= Yan Luguang =

Chinese electrical engineer (born 1935)

Yan Luguang (严陆光; born 6 July 1935) is a Chinese electrical engineer. He is a research professor and former Director of the Institute of Electrical Engineering of the Chinese Academy of Sciences (CAS), and served as President of Ningbo University from 1999 to 2004. He is an academician of the CAS and The World Academy of Sciences, and a foreign member of the National Academy of Sciences of Ukraine. Together with physicist Chen Chunxian, he led the development and construction of China's first tokamak.

== Biography ==
Yan was born on 6 July 1935 in Beijing, with his ancestral home in Dongyang, Zhejiang. In 1954, he and his older brother Yan Wuguang (严武光) together went to study in the Soviet Union. He graduated from the Moscow Power Engineering Institute in 1959.
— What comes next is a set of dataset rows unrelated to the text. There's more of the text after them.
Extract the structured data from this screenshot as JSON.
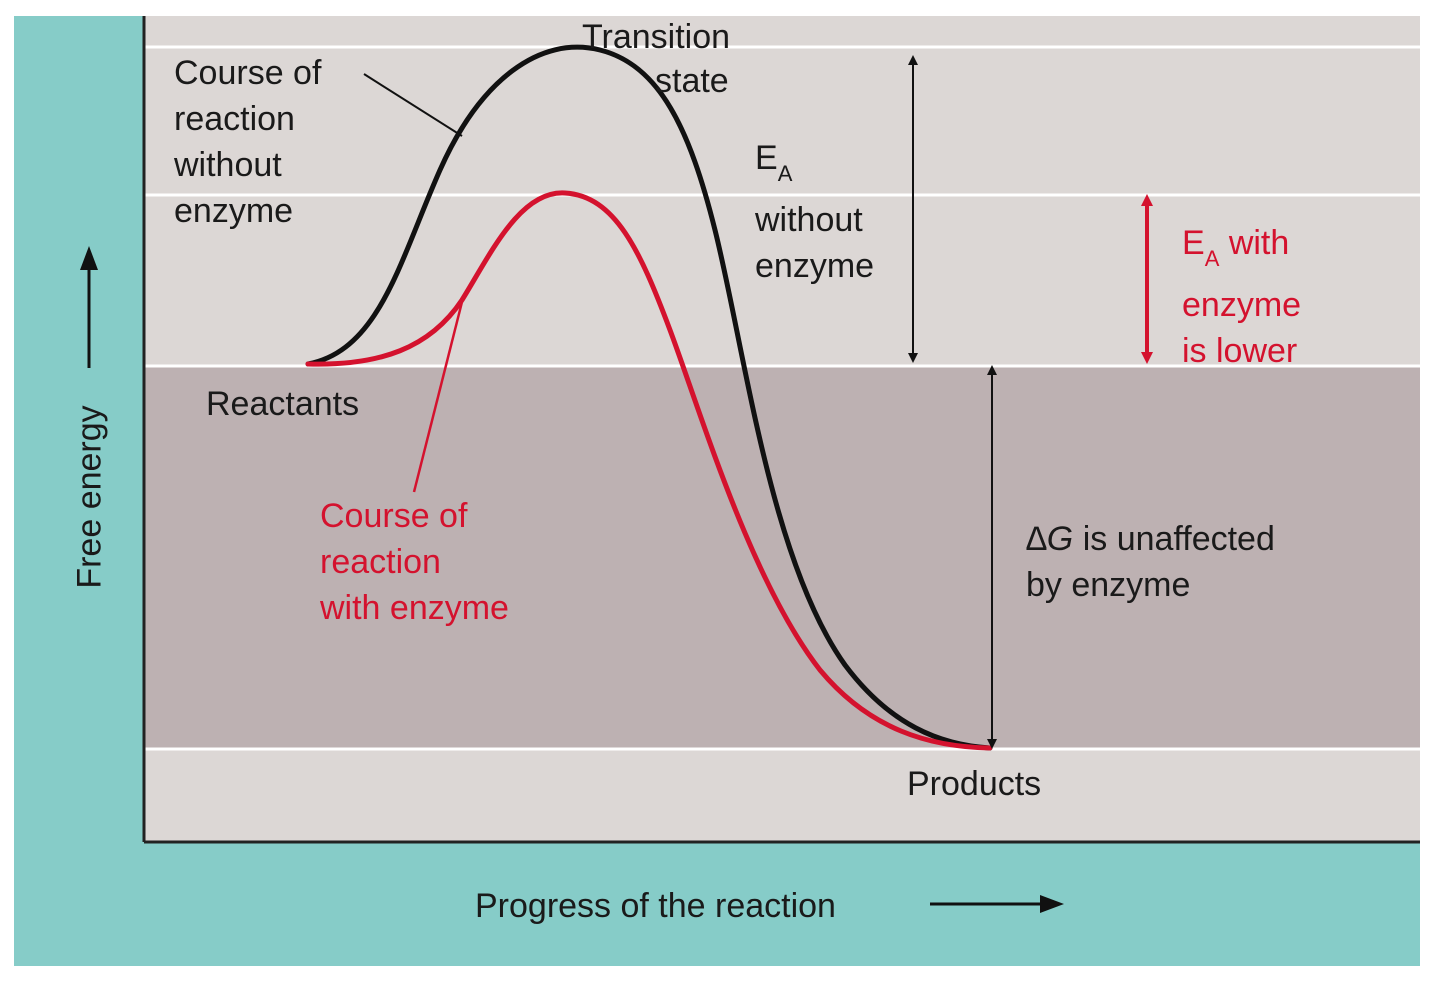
{
  "axes": {
    "x_label": "Progress of the reaction",
    "y_label": "Free energy"
  },
  "labels": {
    "transition_state_line1": "Transition",
    "transition_state_line2": "state",
    "no_enzyme_line1": "Course of",
    "no_enzyme_line2": "reaction",
    "no_enzyme_line3": "without",
    "no_enzyme_line4": "enzyme",
    "ea_without_symbol": "E",
    "ea_without_subscript": "A",
    "ea_without_line2": "without",
    "ea_without_line3": "enzyme",
    "ea_with_symbol": "E",
    "ea_with_subscript": "A",
    "ea_with_line1_rest": " with",
    "ea_with_line2": "enzyme",
    "ea_with_line3": "is lower",
    "reactants": "Reactants",
    "with_enzyme_line1": "Course of",
    "with_enzyme_line2": "reaction",
    "with_enzyme_line3": "with enzyme",
    "delta_g_symbol": "∆G",
    "delta_g_line1_rest": " is unaffected",
    "delta_g_line2": "by enzyme",
    "products": "Products"
  },
  "colors": {
    "frame": "#86ccc8",
    "panel_light": "#dcd7d5",
    "panel_dark": "#bdb1b2",
    "curve_without_enzyme": "#111111",
    "curve_with_enzyme": "#d4122e"
  }
}
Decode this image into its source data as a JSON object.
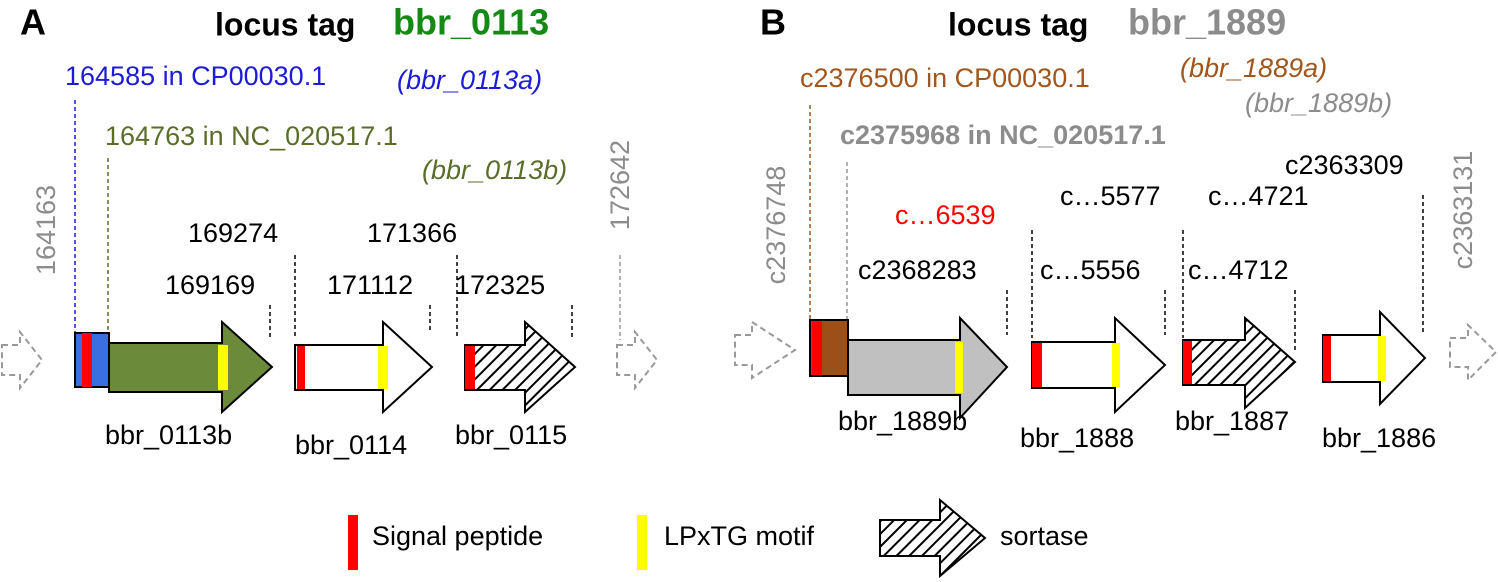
{
  "panel_a": {
    "letter": "A",
    "locus_tag": "locus tag",
    "locus_id": "bbr_0113",
    "blue_coord": "164585 in CP00030.1",
    "blue_name": "(bbr_0113a)",
    "olive_coord": "164763 in NC_020517.1",
    "olive_name": "(bbr_0113b)",
    "left_coord": "164163",
    "right_coord": "172642",
    "coords": [
      "169274",
      "169169",
      "171366",
      "171112",
      "172325"
    ],
    "genes": [
      "bbr_0113b",
      "bbr_0114",
      "bbr_0115"
    ]
  },
  "panel_b": {
    "letter": "B",
    "locus_tag": "locus tag",
    "locus_id": "bbr_1889",
    "brown_coord": "c2376500 in CP00030.1",
    "brown_name": "(bbr_1889a)",
    "gray_name": "(bbr_1889b)",
    "gray_coord": "c2375968 in NC_020517.1",
    "left_coord": "c2376748",
    "right_coord": "c2363131",
    "red_coord": "c…6539",
    "coords": [
      "c2368283",
      "c…5577",
      "c…5556",
      "c…4721",
      "c…4712",
      "c2363309"
    ],
    "genes": [
      "bbr_1889b",
      "bbr_1888",
      "bbr_1887",
      "bbr_1886"
    ]
  },
  "legend": [
    "Signal peptide",
    "LPxTG motif",
    "sortase"
  ]
}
After returning to China, Yan joined the newly established Institute of Electrical Engineering of the Chinese Academy of Sciences (CAS). In the early 1970s, Yan joined physicist Chen Chunxian to lead the development and construction of China's first tokamak, an electromagnetic device used in nuclear fusion. Their cooperation achieved success in 1973, with the creation of the tokamak CT-6. Yan also participated in the design of the next tokamak device, the Hefei CT-8.

From 1988 to 1999, Yan served as Director of the Institute of Electrical Engineering. He led research in superconductivity, maglev trains, renewable energy, and electric cars. He was elected an academician of the CAS in 1991.

On the recommendation of Lu Yongxiang, the president of the CAS, Yan was appointed President of Ningbo University in 1999. He served in the position until 2004.

==Family==
Yan is the youngest son of Yan Jici, a founder of modern physics in China, and his wife Zhang Zongying (张宗英). He has four older brothers, not counting three other siblings who died in infancy. The five Yan brothers all became academics, including Yan Youguang (严又光), the main designer of China's first digital computer, Yan Shuangguang (严双光), an aircraft designer, and Yan Wuguang, a professor at the CAS Institute of High Energy Physics. The Yan family has been called the "little academy of science".

Yan is married to Lü Xi'en (吕锡恩), a graduate of the University of Leningrad and an associate professor at the CAS Institute of Chemistry.